When invoked with semgrep -f rule.yaml project/, this rule will run on files inside project/, but results will be returned only for:

  • files whose name ends in _test.go, such as project/backend/server_test.go
  • files inside project/server, project/schemata, or their subdirectories
  • files matching the project/static/*.js glob pattern

Note

When mixing inclusion and exclusion filters, the exclusion ones take precedence.

Example:

paths:
  include: "project/schemata"
  exclude: "*_internal.py"

The above rule returns results from project/schemata/scan.py but not from project/schemata/scan_internal.py.

Other examples

This section contains more complex rules that perform advanced code searching.
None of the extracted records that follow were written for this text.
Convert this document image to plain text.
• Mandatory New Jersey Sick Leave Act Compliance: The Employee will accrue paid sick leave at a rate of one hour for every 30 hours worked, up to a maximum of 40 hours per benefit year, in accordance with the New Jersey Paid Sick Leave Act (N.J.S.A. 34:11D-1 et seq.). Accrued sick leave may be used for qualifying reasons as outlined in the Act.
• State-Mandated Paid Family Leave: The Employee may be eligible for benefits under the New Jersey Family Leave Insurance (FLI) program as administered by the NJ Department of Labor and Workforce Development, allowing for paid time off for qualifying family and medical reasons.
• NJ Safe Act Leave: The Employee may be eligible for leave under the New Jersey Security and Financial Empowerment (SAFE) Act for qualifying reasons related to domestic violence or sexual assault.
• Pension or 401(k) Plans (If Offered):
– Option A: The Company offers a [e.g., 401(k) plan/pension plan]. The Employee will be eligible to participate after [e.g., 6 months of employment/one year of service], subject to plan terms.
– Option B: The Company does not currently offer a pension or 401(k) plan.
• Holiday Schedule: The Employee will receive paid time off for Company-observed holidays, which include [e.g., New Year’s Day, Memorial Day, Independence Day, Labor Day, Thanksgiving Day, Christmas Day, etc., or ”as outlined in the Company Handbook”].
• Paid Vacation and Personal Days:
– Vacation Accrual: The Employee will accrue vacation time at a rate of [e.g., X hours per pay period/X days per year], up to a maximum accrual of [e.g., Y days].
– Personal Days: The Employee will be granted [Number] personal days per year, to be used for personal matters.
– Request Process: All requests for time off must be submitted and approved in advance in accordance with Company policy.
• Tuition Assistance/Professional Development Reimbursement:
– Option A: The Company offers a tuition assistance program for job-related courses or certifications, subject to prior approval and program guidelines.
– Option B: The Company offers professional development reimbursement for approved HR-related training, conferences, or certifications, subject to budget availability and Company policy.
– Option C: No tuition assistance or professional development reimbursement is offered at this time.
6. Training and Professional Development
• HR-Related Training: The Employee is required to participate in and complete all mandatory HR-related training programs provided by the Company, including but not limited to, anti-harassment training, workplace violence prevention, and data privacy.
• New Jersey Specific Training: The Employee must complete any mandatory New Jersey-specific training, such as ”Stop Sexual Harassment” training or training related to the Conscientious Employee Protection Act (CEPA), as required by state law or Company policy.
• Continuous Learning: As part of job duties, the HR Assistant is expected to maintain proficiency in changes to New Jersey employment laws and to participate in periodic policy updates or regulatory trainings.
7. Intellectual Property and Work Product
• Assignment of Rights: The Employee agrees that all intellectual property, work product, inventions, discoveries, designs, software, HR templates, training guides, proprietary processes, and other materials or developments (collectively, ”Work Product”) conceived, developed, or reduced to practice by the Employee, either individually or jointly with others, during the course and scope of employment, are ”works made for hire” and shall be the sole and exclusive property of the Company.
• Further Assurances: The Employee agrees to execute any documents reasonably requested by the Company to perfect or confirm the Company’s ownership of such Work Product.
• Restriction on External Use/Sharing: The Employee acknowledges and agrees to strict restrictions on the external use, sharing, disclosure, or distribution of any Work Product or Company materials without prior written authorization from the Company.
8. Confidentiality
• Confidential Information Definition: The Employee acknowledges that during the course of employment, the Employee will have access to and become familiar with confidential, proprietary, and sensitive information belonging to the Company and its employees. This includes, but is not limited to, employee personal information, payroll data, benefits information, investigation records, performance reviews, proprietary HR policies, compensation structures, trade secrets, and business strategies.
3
Complete useless comparison

rules:
  - id: eqeq-is-bad
    patterns:
      - pattern-not-inside: |
          def __eq__(...):
              ...
      - pattern-not-inside: assert(...)
      - pattern-not-inside: assertTrue(...)
      - pattern-not-inside: assertFalse(...)
      - pattern-either:
          - pattern: $X == $X
          - pattern: $X != $X
          - patterns:
              - pattern-inside: |
                  def __init__(...):
                       ...
              - pattern: self.$X == self.$X
      - pattern-not: 1 == 1
    message: "useless comparison operation `$X == $X` or `$X != $X`"

The above rule makes use of many operators. It uses pattern-either, patterns, pattern, and pattern-inside to carefully consider different cases, and uses pattern-not-inside and pattern-not to whitelist certain useless comparisons.

Full specification

The full configuration-file format is defined as a jsonschema object.